Adding on to this is the fact that so far, we are three weeks into August, and sales are only registering 580,000 silver ounces sold. If that rate keeps up, we are going to have a tough time reaching the 1 million ounce threshold, which would be the lowest in a decade.
 
Implications for Silver Investors
 
Of course, we are just reporting on one government mint here, but since it's the largest seller of silver bullion coins in the world, we think any weakness seen in U.S. Mint silver sales will also be seen in the other mints worldwide. Therefore, we think it's fair to say anybody who is looking at the market in an unbiased fashion will have no choice but to say that sales of silver bullion coins are experiencing severe weakness.
 
So what does this mean for the silver price? After all, we know that we saw record-breaking numbers in silver bullion sales over the past few years, yet the silver price continued to decline despite these sales numbers.
 
 
 
As investors can see in the table above, silver coin and bar sales for 2015 totaled 292 million ounces, which is the highest total in a decade, as investors continued to snap up silver in large quantities. This increase in investment demand more than made up for the weakness seen in industrial demand (589 million ounces).
 
If we take the U.S. Mint numbers YTD (down 12%) and apply that to silver coin and bar demand for 2016, we would figure that 2016 demand would drop from 2015's 292 million ounces to around 260 million ounces in 2016, or a loss/market surplus of around 32 million ounces. While some of this certainly could be made up by increased ETF demand for physical silver bars, unlike the gold market, silver ETFs didn't lose a lot of silver over the past few years, and thus, their inventories are not particularly low, as show in the chart below:
  (Source: Sharelynx Gold Charts)
 
 
There simply wasn't a huge amount of silver sold by the ETFs, and so we think it is unlikely that they will make up the demand gap that we are seeing based on very weak silver bullion sales.
 
Thus, we think this a very dangerous time for silver bulls, as the physical investment market is weak, and as we recently have shown, speculative investors have taken ultra-bullish record-setting positions in the metal.
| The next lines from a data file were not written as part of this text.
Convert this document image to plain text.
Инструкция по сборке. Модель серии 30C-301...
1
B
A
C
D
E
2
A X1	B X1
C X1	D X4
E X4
Regardless of whether the reports of the U.S. Mint halting silver sales are accurate, weak bullion demand is not a positive sign for the silver market, and we think the clear takeaway here is that investors should be very cautious.
 
Despite being long-term precious metals bulls (and thus, holding our core position), we are looking to wait for a silver pullback below what we had previously stated. We mentioned that we wanted to see silver pullback to around the $18.50 level before reopening some of our sold silver trading positions.
 
We wouldn't be surprised to see silver drop below $18 per ounce, especially if paper silver demand starts weakening and that forces ETFs to start selling silver on the open market.
 
We think investors should hold off on acquiring new physical silver, silver ETF positions (SLV, PSLV, SIVR), or positions in silver miners such as Pan American Silver (NASDAQ:PAAS), Tahoe Resources (NYSE:TAHO), and First Majestic Silver (NYSE:AG) - though we're not suggesting these companies specifically. It is hard to be bullish on silver with these facts sitting in plain view in front of us, and unless we see a major financial calamity, we think there is going to be a better time to buy silver than at current prices.
 
We are going to close with a quote passed on by fellow Seeking Alpha author Avi Gilburt and attributed to famous trader Jesse Livermore:
 
"After spending many years in Wall Street and after making and losing millions of dollars I want to tell you this: It was never my thinking that made the big money for me. It was always my sitting. Got that? My sitting tight!"
 
Despite the unprecedented monetary situation that we find ourselves in, and the attractiveness that precious metals provide as a hedge to this uncertainty, we think the prudent move for PM investors is to sit tight.